Avec le temps, les grains de la disette sont devenus bénédiction des dieux, dans l’esprit du peuple, le com cristallise le goût du ciel et de la terre, fécondé par la rosée du matin. Il faut dire que sa saveur est très particulière, laiteuse (les psys occidentaux vont y voir une représentation maternelle, et il y a peut-être un peu de ça, de cette nostalgie du lait premier). Il faut se promener au milieu des plants pour comprendre, se laisser imprégner par ce doux parfum, léger et tendre. Il y a de l’innocence du nourrisson dans cette mélancolie qui se dégage du com.
Il y a ces vendeuses, au coin des rues du vieux quartier de Hanoi, baignée de cette senteur régressive du com, il y a ces villages traditionnels aux alentours qui bourdonnent d’activité dans la préparation du com : Vong, dans Cau Giay et Me Tri Ha/Me Tri Thuong, dans le district de Nam Tu Liem – en fait, c’est aussi Cau Giay, mais on a gardé le nom ancien. Hanoi en automne sans com est quelque chose d’inimaginable, tellement cette délicatesse emballée dans des feuilles de lotus fait partie de la ville et de ses habitants. Alors, depuis 2019, la préparation artisanale du com est inscrite sur la liste des patrimoines culturels immatériels nationaux.

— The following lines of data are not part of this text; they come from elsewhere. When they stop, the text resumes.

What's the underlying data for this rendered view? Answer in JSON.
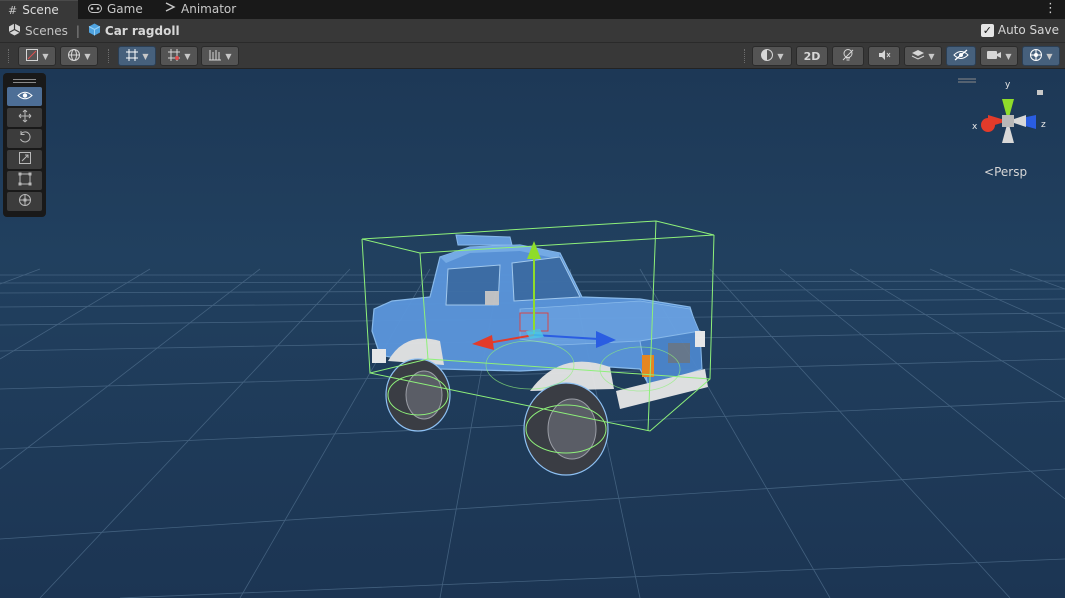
{
  "tabs": [
    {
      "label": "Scene",
      "icon": "grid-icon",
      "active": true
    },
    {
      "label": "Game",
      "icon": "gamepad-icon",
      "active": false
    },
    {
      "label": "Animator",
      "icon": "animator-icon",
      "active": false
    }
  ],
  "breadcrumb": {
    "root": "Scenes",
    "current": "Car ragdoll"
  },
  "auto_save": {
    "label": "Auto Save",
    "checked": true
  },
  "toolbar": {
    "button_2d": "2D"
  },
  "tools": [
    "view-tool-icon",
    "move-tool-icon",
    "rotate-tool-icon",
    "scale-tool-icon",
    "rect-tool-icon",
    "transform-tool-icon"
  ],
  "orientation_gizmo": {
    "x_label": "x",
    "y_label": "y",
    "z_label": "z",
    "projection_label": "Persp"
  },
  "colors": {
    "viewport_bg": "#1d3856",
    "selection_outline": "#8ef07a",
    "car_body": "#5b96dc",
    "axis_x": "#e23b2a",
    "axis_y": "#8fdc2a",
    "axis_z": "#2a5de2"
  }
}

Pour être honnête, on trouve aussi du com dans le Centre et dans le Sud du Pays, chaque région ayant ses habitudes de préparation ; mais historiquement, culturellement, voire même – surtout ? – affectivement, le com est indissociable de Hanoi, au même titre que les rues habillées de feuilles aux couleurs automnales, alors que fleurissent les fleurs de lait (des altonias, mais ce mot est moins joli, n’est-ce pas) et que le lac Hoan Kiem se pare des teintes enflammées des loc vung, des barringtonias. Pour faire bref, dans le Sud, il y a du « riz plat », probablement d’origine khmère, qui ressemble très fortement au com préparé dans le village de Vong, mais qui a pour base un riz gluant rouge et… l’inévitable lait de coco.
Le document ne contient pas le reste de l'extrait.